30/09/2016 4h00 — em
Mundo



RIO - Enquanto a União Europeia (UE) busca maneiras de conter a chegada de refugiados ao continente, e acolher aqueles que enfrentaram longas jornadas por terra e mar fugindo de cenários desoladores em países da Ásia e da África, eleitores húngaros irão às urnas no domingo em consulta popular sobre o plano do bloco de redistribuição de imigrantes. Embora a validade do resultado final seja nula — uma vez que, segundo os tratados da UE, Bruxelas tem o poder de determinar cotas de refugiados a serem abrigados por cada Estado-membro, a consulta popular é vista como uma reavaliação do próprio bloco, e das decisões tomadas desde o ano passado para controlar a crise migratória, a pior a atingir o continente desde a Segunda Guerra Mundial.

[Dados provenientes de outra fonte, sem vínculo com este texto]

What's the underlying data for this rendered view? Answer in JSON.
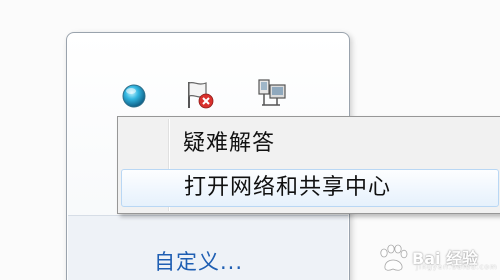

Desde a metade do ano passado, o governo húngaro e o primeiro-ministro do país, Viktor Orbán, têm se destacado pela forte resistência à aceitação de refugiados. Em maio de 2015, Orbán foi um dos mais ferrenhos opositores ao plano de abrigo a imigrantes proposto pela Comissão Europeia, e nos meses seguintes, o governo deu início à construção de cercas em suas fronteiras com Sérvia e Croácia, além de ampliar a militarização na divisa com a Eslovênia. Nos últimos meses, o governo gastou cerca de € 16 milhões (mais de R$ 58 milhões) numa campanha para convencer o eleitorado a não apoiar o projeto da UE. Cartazes e panfletos foram distribuídos com mensagens associando o acolhimento de imigrantes a crimes contra a população feminina, perda de controle da lei e da ordem, e risco à cultura local.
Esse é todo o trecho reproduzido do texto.